François Bayrou avance qu'avec les progrès technologiques et les talents dont dispose la France dans le registre scientifique et algorithmique, "on peut envisager des productions qui hier nous étaient interdites". Et d'expliquer qu'il faut avoir en tête "une notion de reconquête des productions que nous avions abandonnées. On nous disait hier que c'était impossible. Probablement que ce sera possible."
Je ne pense pas que faire confiance aux décisions internes des entreprises suffira François Bayrou, Haut-Commissaire au Plan, le 16 décembre 2020
Mais là encore, François Bayrou ne veut pas laisser le champ libre aux entreprises. "Est-ce que ça se fera si on fait confiance seulement aux décisions internes des entreprises ? Je ne le crois pas", avertit le Haut-Commissaire au Plan. "Je voudrais que ça suffise, mais ça ne suffira pas", assure-t-il, souhaitant la mise en place d'un "organisme d'initiative de l'Etat."
Cet organisme aurait pour but d'identifier des domaines de reconquête et de "fédérer les acteurs" pour qu'ils travaillent ensemble s'ils "acceptent l'effort partagé dans les domaines sélectionnés."
A propos de la dette, l'ancien candidat à l'élection présidentielle plaide pour son "étalement." "Il faut que nous ayons une démarche différente sur la dette Covid, différente de la réflexion que nous avons sur les autres dettes. La plupart des dettes sont décidées par un Etat", explique François Bayrou. Mais là, "personne n’est la cause de ce tsunami que nous avons dû affronter.
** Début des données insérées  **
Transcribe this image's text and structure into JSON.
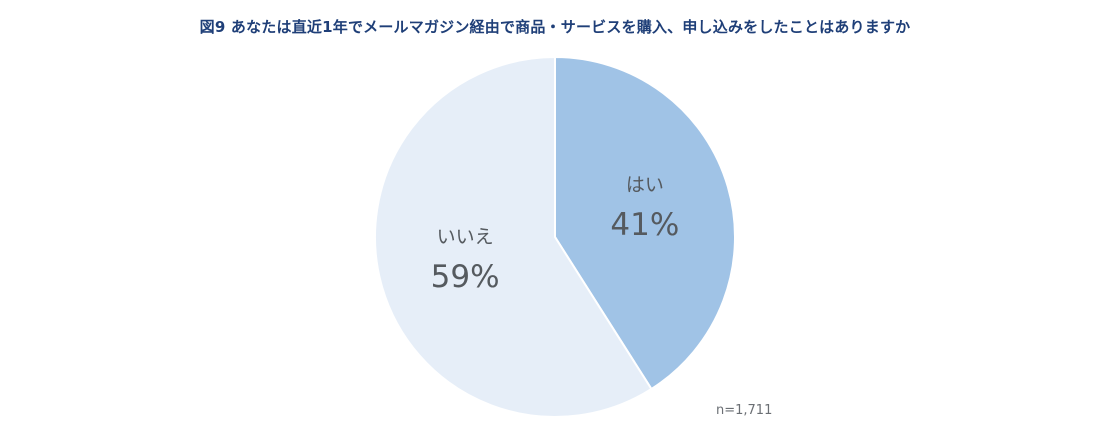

Même la Chine l’a subi, comme le reste du monde", continue-t-il.
Le Haut-Commissaire au Plan - bien que François Bayrou précise qu’il s’exprime en tant que "citoyen" sur cette question - propose, de "définir précisément le périmètre de cette dette et définir un assez long différé d’amortissement (…) le temps de se redresser". Ensuite, "on sera obligé sur cette dette quasiment à taux zéro de l’étaler sur une longue période pour qu’elle soit supportable", estime-t-il.
Au passage, François Bayrou pointe les limites du couple franco-allemand, qui a porté la relance européenne durant l'été. Selon lui, la France doit se rappeler que "l'Europe, ce n'est pas que le couple Franco-allemand" avant de conclure : "Je pense que c’est dans le cadre européen qu’il faut poser les questions".